Tariffs and the proxy contest hit the P&L directly

Management was unusually specific about cost attribution on the earnings call. Tariffs accounted for a gross negative impact of 280 basis points on product margin in Q1, partially offset by around 100 basis points of savings from enterprise efficiency initiatives. Markdowns added a further 40 basis points of pressure.

In selling, general and administrative expenses, the company named three specific cost items: the reinstatement of store labor hours and incentive compensation that had been cut in 2025, the timing of brand activations, and costs directly attributable to the proxy contest.

That last item represents governance noise appearing as a line-item drag on operating results.

For the full year, the company now guides operating margin to contract approximately 380 basis points versus 2025. On tariffs, the full-year guidance assumes a lower gross impact than the Q1 hit, with near-full offset expected from enterprise savings.

The critical questions from the earnings call

The analyst session on June 4 surfaced four lines of inquiry that go beyond the reported numbers and will define how the incoming CEO, Heidi O’Neill, assesses what she is inheriting.

Product, not just macro. Management attributed the late-quarter slowdown not primarily to macro conditions but to two specific factors: a spike in negative brand commentary on social media and in the press, and a product activation, the “new look of yoga” campaign, that generated positive guest response to individual styles but failed to produce the halo effect on the broader assortment that had been planned. The weakness was broad-based across demographics and channels, rather than concentrated in a particular consumer segment.

Newness penetration and the assortment question. The company entered 2026 with a target of raising the share of new products in the assortment from 23 percent to 35 percent over the course of the year. At the end of Q1, it stood at approximately 30 percent. The question raised by analysts – whether the underperformance was in new styles or core franchises – did not yield a clean answer: management indicated both areas were affected.

China’s real underlying rate. China’s headline 30 percent growth in Q1 included an eight percentage point benefit from the shift of Chinese New Year into the quarter. The adjusted rate remains strong, but experienced disruption in late April and early May from the same wave of negative brand commentary that hit North America. The underlying trend is now held at around 20 percent, consistent with full-year guidance.

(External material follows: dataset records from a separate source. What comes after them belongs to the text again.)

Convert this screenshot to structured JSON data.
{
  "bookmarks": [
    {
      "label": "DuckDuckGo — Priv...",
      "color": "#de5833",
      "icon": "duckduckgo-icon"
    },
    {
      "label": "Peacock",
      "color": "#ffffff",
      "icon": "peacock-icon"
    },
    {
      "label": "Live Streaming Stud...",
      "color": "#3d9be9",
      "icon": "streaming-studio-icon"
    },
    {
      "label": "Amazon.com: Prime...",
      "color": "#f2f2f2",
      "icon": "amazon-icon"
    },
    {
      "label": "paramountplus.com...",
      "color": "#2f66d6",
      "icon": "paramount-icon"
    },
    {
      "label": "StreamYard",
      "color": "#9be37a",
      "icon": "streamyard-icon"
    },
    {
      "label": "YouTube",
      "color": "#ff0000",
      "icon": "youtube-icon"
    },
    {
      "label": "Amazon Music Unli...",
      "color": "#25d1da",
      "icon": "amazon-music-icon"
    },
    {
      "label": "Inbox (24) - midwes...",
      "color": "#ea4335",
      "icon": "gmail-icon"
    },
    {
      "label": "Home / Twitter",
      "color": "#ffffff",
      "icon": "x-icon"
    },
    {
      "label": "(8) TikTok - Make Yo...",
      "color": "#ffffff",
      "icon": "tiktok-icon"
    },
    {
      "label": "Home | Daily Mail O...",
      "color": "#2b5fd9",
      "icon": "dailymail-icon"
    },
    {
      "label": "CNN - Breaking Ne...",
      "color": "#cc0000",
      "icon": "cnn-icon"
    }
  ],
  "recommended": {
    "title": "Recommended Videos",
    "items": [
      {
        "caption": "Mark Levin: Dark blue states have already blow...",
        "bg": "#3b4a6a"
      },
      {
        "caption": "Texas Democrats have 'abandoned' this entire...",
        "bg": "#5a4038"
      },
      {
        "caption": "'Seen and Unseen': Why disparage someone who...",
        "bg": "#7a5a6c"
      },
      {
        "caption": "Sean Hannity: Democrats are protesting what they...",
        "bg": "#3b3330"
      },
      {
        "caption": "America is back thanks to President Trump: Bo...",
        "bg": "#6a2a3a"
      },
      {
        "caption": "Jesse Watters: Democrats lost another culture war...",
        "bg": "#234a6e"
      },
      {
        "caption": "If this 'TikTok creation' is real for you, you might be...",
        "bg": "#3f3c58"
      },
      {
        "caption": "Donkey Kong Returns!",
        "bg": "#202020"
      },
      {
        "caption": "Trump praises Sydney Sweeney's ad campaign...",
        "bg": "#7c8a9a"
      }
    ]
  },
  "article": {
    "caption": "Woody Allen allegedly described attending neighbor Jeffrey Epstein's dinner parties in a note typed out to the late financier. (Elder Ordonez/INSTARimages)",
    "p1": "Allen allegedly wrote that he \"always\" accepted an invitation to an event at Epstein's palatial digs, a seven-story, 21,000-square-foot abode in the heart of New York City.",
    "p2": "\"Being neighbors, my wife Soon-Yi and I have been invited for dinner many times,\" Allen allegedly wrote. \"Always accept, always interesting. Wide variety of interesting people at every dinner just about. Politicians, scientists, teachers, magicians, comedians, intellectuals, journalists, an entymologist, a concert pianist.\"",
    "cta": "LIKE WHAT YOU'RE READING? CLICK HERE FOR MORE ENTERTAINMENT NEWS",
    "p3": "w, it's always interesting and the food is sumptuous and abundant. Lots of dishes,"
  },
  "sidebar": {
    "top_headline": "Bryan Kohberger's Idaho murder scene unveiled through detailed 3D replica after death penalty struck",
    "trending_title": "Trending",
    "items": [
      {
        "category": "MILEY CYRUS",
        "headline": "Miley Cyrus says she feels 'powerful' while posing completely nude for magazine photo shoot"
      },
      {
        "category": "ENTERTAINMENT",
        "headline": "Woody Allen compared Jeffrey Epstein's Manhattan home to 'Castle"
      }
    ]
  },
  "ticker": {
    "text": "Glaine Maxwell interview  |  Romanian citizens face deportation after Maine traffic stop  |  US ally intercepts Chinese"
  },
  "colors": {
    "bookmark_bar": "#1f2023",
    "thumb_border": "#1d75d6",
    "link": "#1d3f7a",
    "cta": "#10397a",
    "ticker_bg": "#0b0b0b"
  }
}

When does speed to market pay off? Lululemon has compressed its main product development cycle from 18–24 months to 15–16 months. It is also chasing 20 percent more volume this year relative to last. Analysts pressed on the timeline for this translating into comparable sales improvement; management indicated benefits would build progressively with each delivery cycle, with technology investment identified as the primary gating factor.

Guidance revised 1% down

Full-year 2026 revenue guidance has been lowered to the range of $11.0 billion to $11.15 billion, flat to down 1 percent versus 2025. The previous range implied modest growth. North America is now expected to decline in the high single digits for the full year, with the US slightly worse than Canada.

What the governance settlement means for the incoming CEO

The proxy contest with Wilson brought three new directors to the board: Marc Maurer, former co-chief executive of On Holding; Laura Gentile, former Chief Marketing Officer of ESPN; and a third seat – to be filled by Oct. 1 – required to carry product and apparel expertise. Wilson, who holds an 8.7 percent stake, agreed to a non-disparagement clause running until approximately mid-2027 in exchange for the appointments.

The Maurer appointment is the most strategically legible. On Holding built its position through disciplined product differentiation and a direct-to-consumer model; Maurer oversaw much of that trajectory as co-CEO.

Wilson’s central critique of Lululemon – that it lost product-first discipline as it scaled – is not resolved by a board appointment. But the composition of the new board, and specifically the mandatory apparel expertise in the third seat, suggests that critique registered.

O’Neill, a former Nike executive, takes the role in September with the proxy fight resolved. The Americas problem is hers to close.